Thursday, October 23, 2008

Grief

Grief is a funny thing, one minute you think you are past it, the next you are feeling physically ill from trying to keep it away from the surface. There is enough space between the event not that I feel like I can talk about it, and I am discovering I need to. Candace and I lost a baby in May to a miscarriage. It was an emotionally and physically exhausting event that left us both feeling sad and bitter. I cried a bit at first but after that I tried to move on. I didn't even know if it was a boy or a girl, or really anything, so feeling so so sad just didn't seem right. I pushed it away, somewhat successfully… until a wedding in June. This was supposed to be the time we told Candace's brothers the joyful, now hollow, news. As the wedding progressed I was finding myself more and more irritable. More and more upset to the point where I had to go get some air. As I sat and I thought it occurred to me that we had no news to tell, we had lost a little life and it really really sucked. It was then that it all came out of me, a torrent of tears, and the realization that this was going to be a process. I found my wife and we talked, we decided to tell her brother Troy the news, and he and his girlfriend handled it perfectly. After that I felt better, like I had let it come out. I thought I was done.

Shortly after that I started to feel sick on a regular basis, at times barely able to breathe. Leading worship became a laborious task of trying to get through it without feeling like I was going to burst. I was breathing all wrong, raspy and anxious. For the life of me I couldn't figure out why. Two things happened in the last couple of weeks that have changed things. To be honest I don't remember the order, just the events. First, friends of ours had their baby, which was due about a month before ours. My first thought were of them, how proud they must be, how happy I was for them. The second was that I couldn't believe how much time had passed, and how different things could have been for us by now. I passed over it. I denied it really.

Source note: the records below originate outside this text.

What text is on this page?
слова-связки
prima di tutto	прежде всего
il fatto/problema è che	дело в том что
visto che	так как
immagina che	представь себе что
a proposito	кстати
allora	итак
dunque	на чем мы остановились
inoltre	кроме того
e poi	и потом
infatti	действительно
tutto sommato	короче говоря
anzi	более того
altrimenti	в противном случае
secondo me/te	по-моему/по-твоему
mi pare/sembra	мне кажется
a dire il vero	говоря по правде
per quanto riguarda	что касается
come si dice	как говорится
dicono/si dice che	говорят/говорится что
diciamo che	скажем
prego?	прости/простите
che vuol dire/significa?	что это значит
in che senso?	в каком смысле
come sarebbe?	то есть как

The second event was the catalyst. We got a dog. Rather we tried to get a dog. For a week. Paddy was an awesome puppy and we loved him. He was well behaved, sweet, and very very loving. The moment we brought him home we felt like we had made a huge mistake. This was too much. Candace brought up the idea that maybe we were trying to replace the baby. Nah, I said, too long ago, that is the past. My heart sank though, she was right, and I was not being honest with myself. The breeders had a return policy and it turned out we could give Paddy back, no harm, no foul. I kept telling myself I was doing it for Candace to support her in her grief. I was being stubborn, I was also getting more sick. As it turned out the best day to take him back was Friday morning, when Candace would be at work. It would be up to me. I bumped into our Senior Pastor's wife, a wonderful, loving, and caring woman and I asked her to come with me, that was the first tear that came. It was pouring rain as we waited in the parking lot for the people to come and get their dog, who sat quietly, sweetly in the back. As we talked more tears came and Anne asked, "Does this have to do with the baby you lost." A dam broke in me, I had run out of fingers and toes to plug all the leaks, I fell apart.

It's hard to see your friends with kids, its hard to see kids in general when you want that for yourself. It is hard to feel angry with the full knowledge that there is no thing to be angry at. It wasn't our fault, it wasn't God's fault, or anybody's fault. Those feelings seep out into the times when you feel pangs of jealousy at the families that surround you, pangs of loneliness when you realize you don't just go back to the way it was before. Even though it is just the two of us still, it feels like something is missing. And to top it off you have to face the fears of trying again. How am I to be excited and terrified at the same time. Will it feel like and interminable time of torture wondering if this is the day it all starts again. Will it be easier, do I want it to be easier really? Candace and I are both emotional people, and its hard to face that possibility, to stand up under those thoughts. And yet, consider what comes if it goes fine. New life, new joy, new everything.

I don't have all the answers and I think I tried to fool myself into thinking that I did. It has helped me to share this because part of the problem for me was that I felt like it was some sort of shameful secret. We needed to be strong and not let on to people that we were hurting. Some of that comes from concern that there are those who may not be the best at handling it and therefore shower us with every difficult to hear platitude in the book. But really it is me not wanting to admit that I am not strong right now, I need to hear those things if this whole thing is to be real to me so I can move forward. Since last Friday, I haven't been getting sick as much. The knot in my gut is ebbing away slowly. I had the best worship leading experience last Sunday, I actually felt hopeful and excited. The neat thing about admitting grief is that the benefit is nearly instant. The balance begins to return almost right away. I want to move forward now. I want to feel my grief as much as I need to. I want to be sad because it is OK to be sad. I just want to grieve and let it come.

2 comments:

Anonymous said...

Shalom aleichem.

DaveJenn said...

Shalom aleichem indeed!
Sorry to hear about your loss! Thanks for posting about it and giving us some insight into your grief process. We'll definitely keep you in our prayers!